Amazon dropped 3 percent on Wednesday after a report from Axios, citing anonymous sources, said that Trump wants to "go after" the e-commerce giant and address the company's favorable tax treatment. During his campaign trail in 2016, Trump told supporters that if he became president Amazon would have "such problems."
Now in a tweet Thursday, Trump has accused the firm of causing "tremendous loss to the U.S.".
In recent days, big tech has seen a steep sell-off as investors calculate what lawmakers around the world might do to regulate the sector, particularly following revelations surrounding the use and misuse of data. From March 16 until Tuesday, Facebook shed almost $80 billion in value following concerns over data breaches.
Christopher Harvey, head of Equity & Quant Strategy at Wells Fargo Securities said despite current negative sentiment, he would be surprised to see a Trump administration enforce new laws.
"If you look at President Trump, one of the things he ran on was de-regulation. So I have a difficult time believing that he and the government want to regulate the whole industry," Harvey said.

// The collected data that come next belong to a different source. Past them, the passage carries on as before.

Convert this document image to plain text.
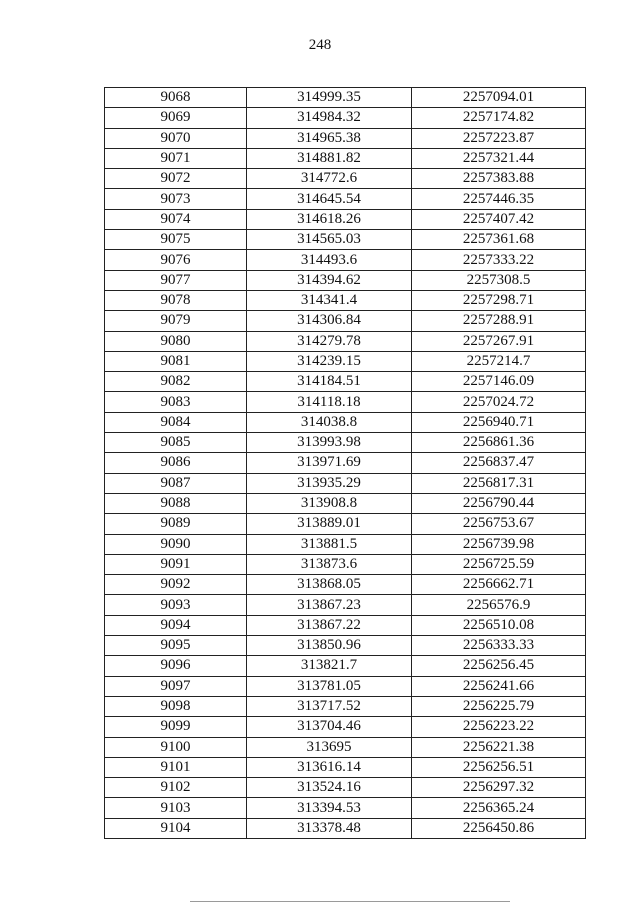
248
9068	314999.35	2257094.01
9069	314984.32	2257174.82
9070	314965.38	2257223.87
9071	314881.82	2257321.44
9072	314772.6	2257383.88
9073	314645.54	2257446.35
9074	314618.26	2257407.42
9075	314565.03	2257361.68
9076	314493.6	2257333.22
9077	314394.62	2257308.5
9078	314341.4	2257298.71
9079	314306.84	2257288.91
9080	314279.78	2257267.91
9081	314239.15	2257214.7
9082	314184.51	2257146.09
9083	314118.18	2257024.72
9084	314038.8	2256940.71
9085	313993.98	2256861.36
9086	313971.69	2256837.47
9087	313935.29	2256817.31
9088	313908.8	2256790.44
9089	313889.01	2256753.67
9090	313881.5	2256739.98
9091	313873.6	2256725.59
9092	313868.05	2256662.71
9093	313867.23	2256576.9
9094	313867.22	2256510.08
9095	313850.96	2256333.33
9096	313821.7	2256256.45
9097	313781.05	2256241.66
9098	313717.52	2256225.79
9099	313704.46	2256223.22
9100	313695	2256221.38
9101	313616.14	2256256.51
9102	313524.16	2256297.32
9103	313394.53	2256365.24
9104	313378.48	2256450.86
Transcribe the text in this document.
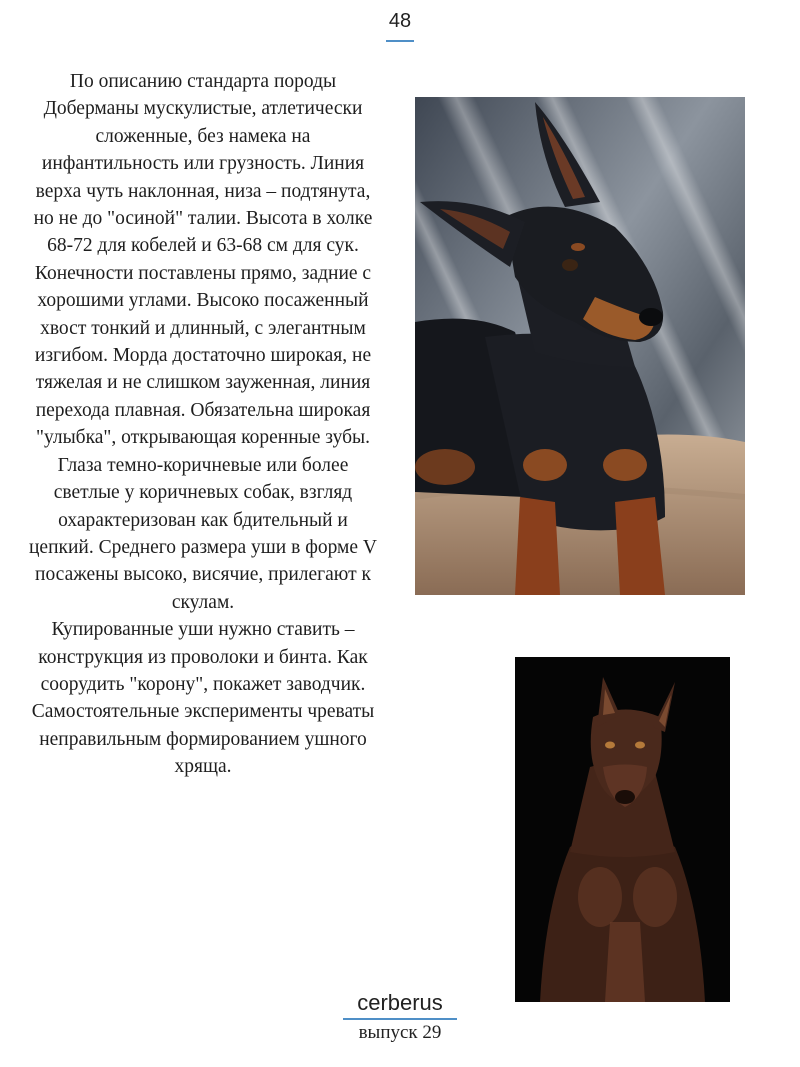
48

По описанию стандарта породы Доберманы мускулистые, атлетически сложенные, без намека на инфантильность или грузность. Линия верха чуть наклонная, низа – подтянута, но не до "осиной" талии. Высота в холке 68-72 для кобелей и 63-68 см для сук.

Конечности поставлены прямо, задние с хорошими углами. Высоко посаженный хвост тонкий и длинный, с элегантным изгибом. Морда достаточно широкая, не тяжелая и не слишком зауженная, линия перехода плавная. Обязательна широкая "улыбка", открывающая коренные зубы.

Глаза темно-коричневые или более светлые у коричневых собак, взгляд охарактеризован как бдительный и цепкий. Среднего размера уши в форме V посажены высоко, висячие, прилегают к скулам.

Купированные уши нужно ставить – конструкция из проволоки и бинта. Как соорудить "корону", покажет заводчик. Самостоятельные эксперименты чреваты неправильным формированием ушного хряща.

cerberus
выпуск 29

Technology stocks make up 25 percent of the S&P 500. Apple, Amazon and Google parent Alphabet alone have a combined market capitalization of around $2 trillion. That represents almost 10 percent of the index's total market cap of about $23 trillion.
While that imbalance is unnerving for some investors, Harvey said tech's heavy presence should act as its own insurance.
"The goodwill, the prices, the productivity that technology brings to the marketplace and to other sectors is strong, so I don't think we want to lose that," he added.
The house view of Wells Fargo is that the broader fundamentals of the tech sector remain intact and that valuations remain reasonable.
However, a less positive perspective is offered by Cyrus Mewawalla, who is head of Thematic Research at GlobalData.
He told CNBC Thursday that across the world many people now think of big tech firms as BAADD (big, anti-competitive, addictive and destructive to democracy).
Mewawalla forecast that 2018 will be a tough year for some big tech companies with respect to regulation, especially in the area of data privacy and anti-trust issues.
"We think companies like Facebook, Amazon, and Google will get hit more in regulation that Apple or Microsoft for example," he said.
He said internet companies hosting fake news on their platforms will lead to more punitive fines, increasing the commercial case for spending large sums of money to fix the problem.